Covid-19: Ailing foodservice should look to dark kitchens to maintain deliveries

GlobalData Consumer 3rd August 2020 (Last Updated August 3rd, 2020 16:54)

Covid-19: Ailing foodservice should look to dark kitchens to maintain deliveries

There is increasing evidence that the popularity of home delivery will continue to grow. GlobalData’s research in the Covid-19 week 4 recovery consumer survey found that 34% of consumers strongly or somewhat agreed that they expect to order deliveries from restaurants more often than before. As we head into the second wave of Covid-19 and regional lockdowns pick up or ease, foodservice outlets should embrace digital ordering, dark kitchens and delivery.

On 28 July, McDonald’s reported a 30% revenue drop during the second quarter of 2020. Although fast food chains like McDonald’s have been recovering faster than the overall restaurant industry, the company expects to permanently shut approximately 200 locations. While the total number of customers fell, in Australia, delivery effectively doubled its prior sales, accounting for almost 10% of orders during the second quarter. It grew in several other markets too, including the US.

As global economies gradually recover from Covid-19 and restrictions are relaxed, companies like McDonald’s will open for longer hours but it remains to be seen if the public can be convinced to attend in pre-pandemic numbers. Future waves of infection will also lead to local or regional restrictions and jobs will be at risk. It is extremely likely that foodservice outlets will experience further unpredictable disruption through the recovery period and delivery services will be a means to keep brands alive.

Home delivery contains many well-documented logistical difficulties. Restaurants are scattered around, often using different systems and built-in buildings where access to the kitchen and seamless collection simply is not yet a reality. The restaurant kitchens can be expensive to operate due to rent and running costs. This is where dark kitchens come in.

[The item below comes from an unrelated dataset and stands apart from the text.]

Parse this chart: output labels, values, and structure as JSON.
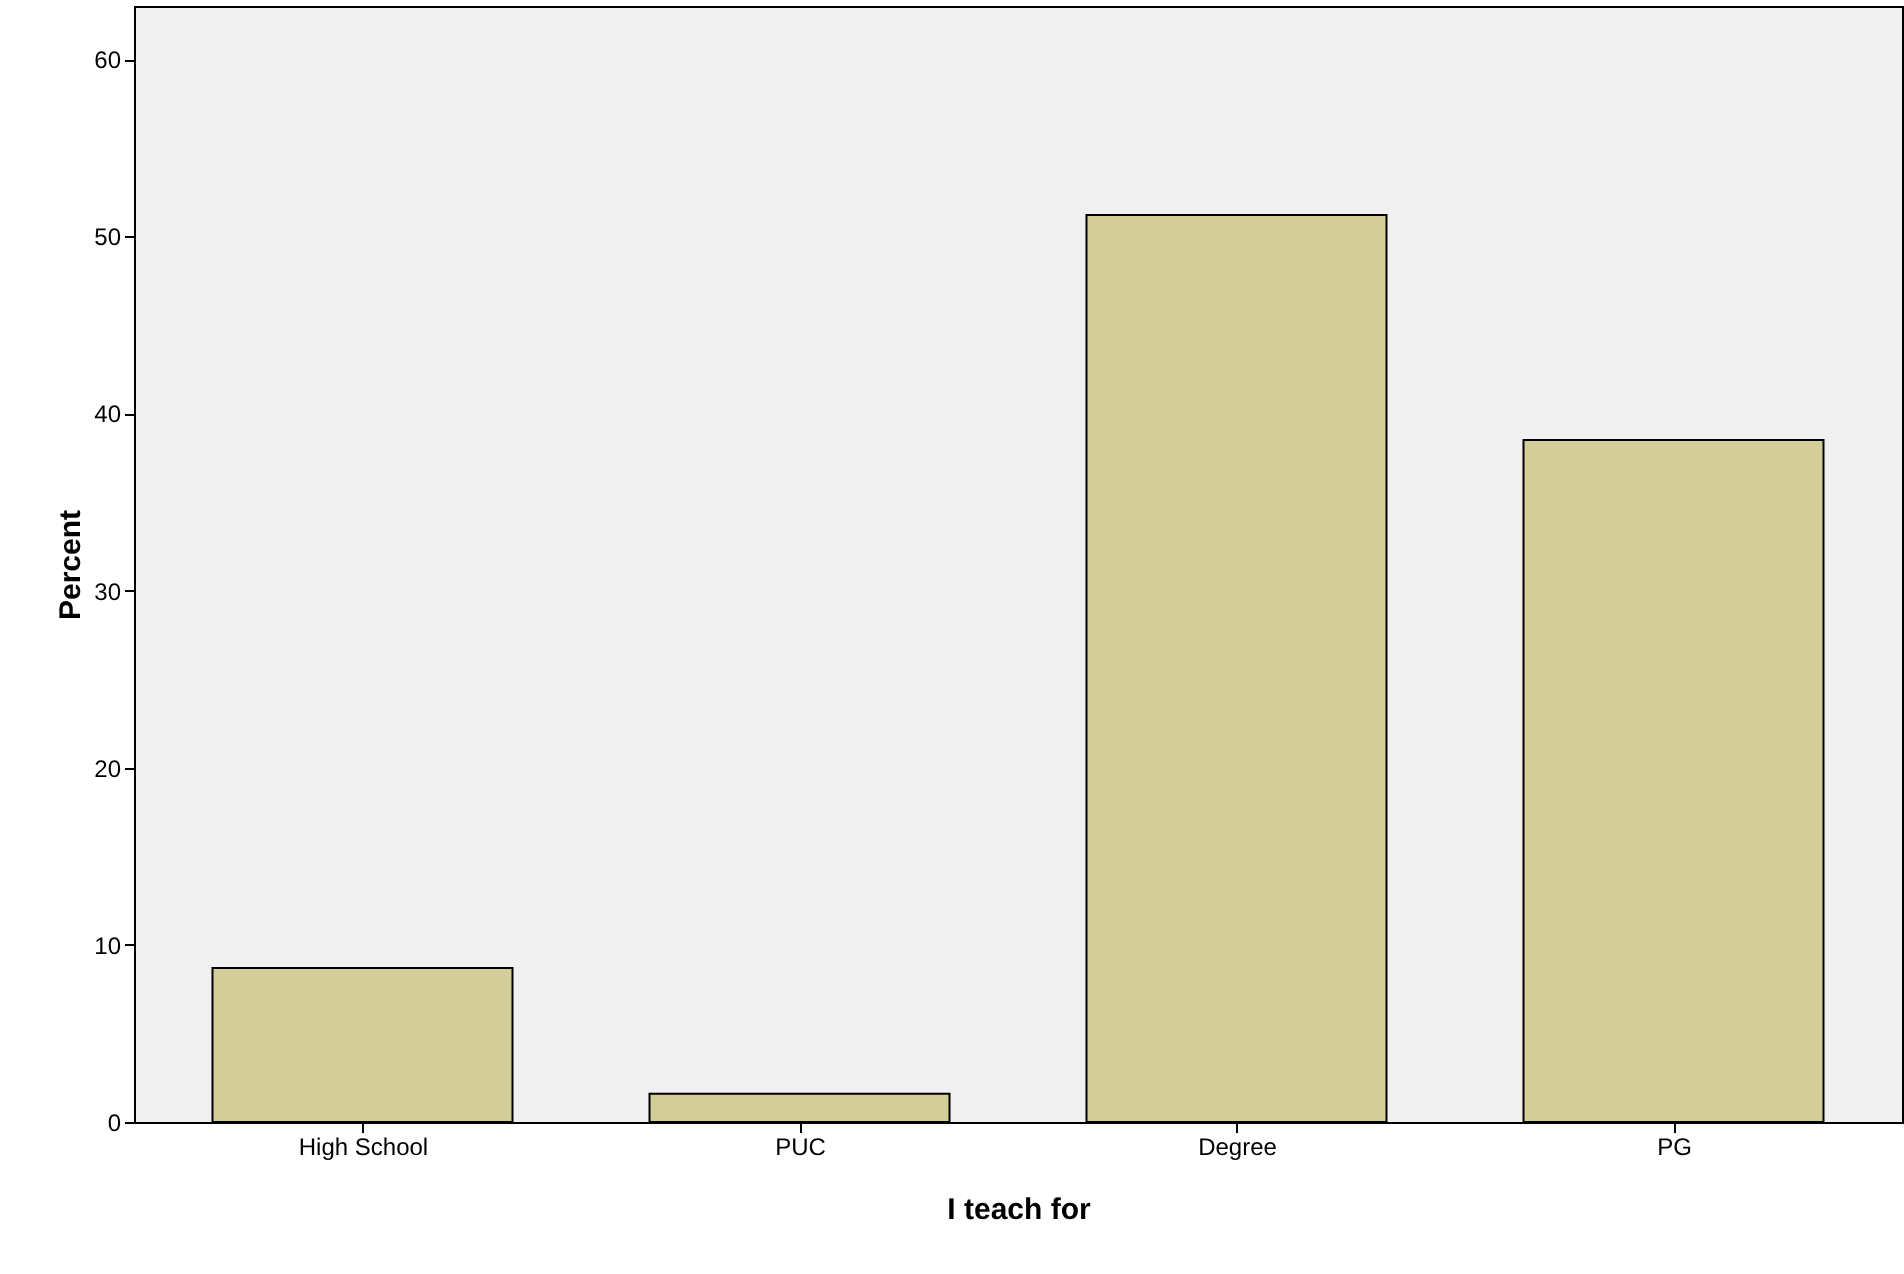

Dark kitchens are kitchens with no internal service, focused only on the delivery business, using readily available and cheap real estate such as industrial estates or car parks. Driven by logistics focused companies like Uber and Deliveroo, alongside more integrated companies such as Keatz or Taster, the restaurants are operated out of purpose-built, low-cost structures, often with multiple brands and operators on site. The creation and maintenance of these spaces were, as recently as last year, shown to be attracting tech investors like SoftBank with Amazon’s recent investment in Deliveroo taking place earlier this year. Ultimately, these solutions can keep costs down and extend the radius of delivery substantially.

In the absence of a vaccine and tumultuous infection rates, foodservice brands will have to get innovative with delivery to stay viable.